Explore Australia’s huge open spaces on trekking routes that penetrate every corner of the country to reveal surprisingly diverse snapshots of the island-continent’s landscape and nature
Story by Andrew Bain
Cape to Cape Track
Where Western Australia
When June to December is whale season
How long 133km
Moderate – some long days slugging it out through sand, but few real climbs.
What’s great about it
Whales, wine and waves . . . why wouldn’t you?

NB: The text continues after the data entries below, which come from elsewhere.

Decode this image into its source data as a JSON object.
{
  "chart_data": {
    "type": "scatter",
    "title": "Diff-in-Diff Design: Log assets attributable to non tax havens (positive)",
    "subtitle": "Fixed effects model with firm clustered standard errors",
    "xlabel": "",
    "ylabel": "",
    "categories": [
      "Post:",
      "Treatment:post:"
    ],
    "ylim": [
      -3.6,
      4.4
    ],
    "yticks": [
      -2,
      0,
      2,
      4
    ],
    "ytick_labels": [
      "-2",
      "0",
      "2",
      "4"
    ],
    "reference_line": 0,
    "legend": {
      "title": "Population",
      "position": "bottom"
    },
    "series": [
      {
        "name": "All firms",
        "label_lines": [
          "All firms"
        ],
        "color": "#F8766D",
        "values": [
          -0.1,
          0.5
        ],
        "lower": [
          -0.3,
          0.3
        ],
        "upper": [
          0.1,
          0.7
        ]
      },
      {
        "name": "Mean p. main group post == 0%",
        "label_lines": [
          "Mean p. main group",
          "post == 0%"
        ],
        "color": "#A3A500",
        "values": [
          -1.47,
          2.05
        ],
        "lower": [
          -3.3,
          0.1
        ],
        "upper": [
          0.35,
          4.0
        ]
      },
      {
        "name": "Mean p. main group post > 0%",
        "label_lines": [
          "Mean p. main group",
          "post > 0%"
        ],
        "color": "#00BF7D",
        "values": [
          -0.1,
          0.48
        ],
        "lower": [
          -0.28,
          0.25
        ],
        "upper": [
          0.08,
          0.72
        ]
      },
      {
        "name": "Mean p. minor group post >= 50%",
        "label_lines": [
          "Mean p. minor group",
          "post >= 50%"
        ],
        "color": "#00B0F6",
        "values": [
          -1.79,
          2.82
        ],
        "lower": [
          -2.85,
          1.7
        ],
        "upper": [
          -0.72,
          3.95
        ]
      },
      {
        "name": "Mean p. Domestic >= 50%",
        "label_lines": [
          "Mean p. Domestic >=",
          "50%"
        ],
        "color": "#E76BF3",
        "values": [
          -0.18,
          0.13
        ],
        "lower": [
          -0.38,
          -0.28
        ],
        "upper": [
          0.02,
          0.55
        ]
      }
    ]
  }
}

Imagine a coastal hike at the edge of one of Australia’s finest wine regions, with whales regularly popping up out of the ocean as you walk. Welcome to the Cape to Cape Track, running between the lighthouses on Cape Naturaliste and Cape Leeuwin in the southwestern corner of the country.
This gorgeously rugged route clings to cliff-tops and empty beaches near to the point where the Indian Ocean meets the Southern Ocean in a tangle of waves. Suitably, much of your focus as you walk will be on the sea. From June to December, this strip of ocean is a whale migration corridor, and it’s not unusual to see breaching whales just offshore as you hike along the cliffs. The southern hemisphere spring also sees the blooming of numerous wildflowers.
Evocative, ocean-beaten coastal rock features abound along the length of the week-long trail, alternating with loops inland. There are long, isolated stretches of beach, chances to duck away from the trail into Margaret River vineyards – easy to get a bit sidetracked here! – and a section of hiking through Australia’s westernmost stand of giant karri trees at Boranup.
Nights offer a mix of walker-only campsites with picnic tables and water tanks, and guesthouses and simple hotels in likeable seaside towns such as Yallingup and Prevelly Park. Book ahead for the latter as they fill up quickly, with some places not keen on single-night bookings.
The Friends of the Cape to Cape Track website, www.capetocapetrack.com.au, is an invaluable planning resource.
Heysen Trail (Northern Section)
Where South Australia
When April to May, August to October
How long 60km (this section only, or up to 1,200km if you’re really keen)
Moderate. Remote but straightforward hiking.
What’s great about it
Seeing more of Australia’s most beautiful range than most locals have.
The Heysen Trail in its entirety is probably the most daunting hike in Australia, stretching for 1,200km along the back of Adelaide and into the far-northern Flinders Ranges, where South Australia approaches desert country.
Water is scarce, the hiking is remote, and the dry heat can be intense. But the northernmost 60km of the trail, from Parachilna Gorge to Wilpena Pound, provide a pretty complete highlights package.
This section of the trail parallels the ranges, crossing through the ABC Range out of Aroona Valley and into the Bunyeroo Valley below the northern wall of Wilpena Pound. This crater-like circle of peaks is the most striking natural landmark in South Australia, and there are good views of its sawtooth peaks for much of the length of the hike.
The final section of the hike rounds the base of the Pound to finish at the Wilpena Pound Resort, but there’s also a chance to veer away onto the shoulder of St Mary Peak, the highest mountain in the Flinders Ranges, for a perspective on the Pound’s arid interior.
You’ll need to carry a tent and all food on this hike, but camping areas at Aroona Valley and Yanyanna Hut break the route into fairly even stints across three days. The trail is closed during the local fire danger season – typically November to April.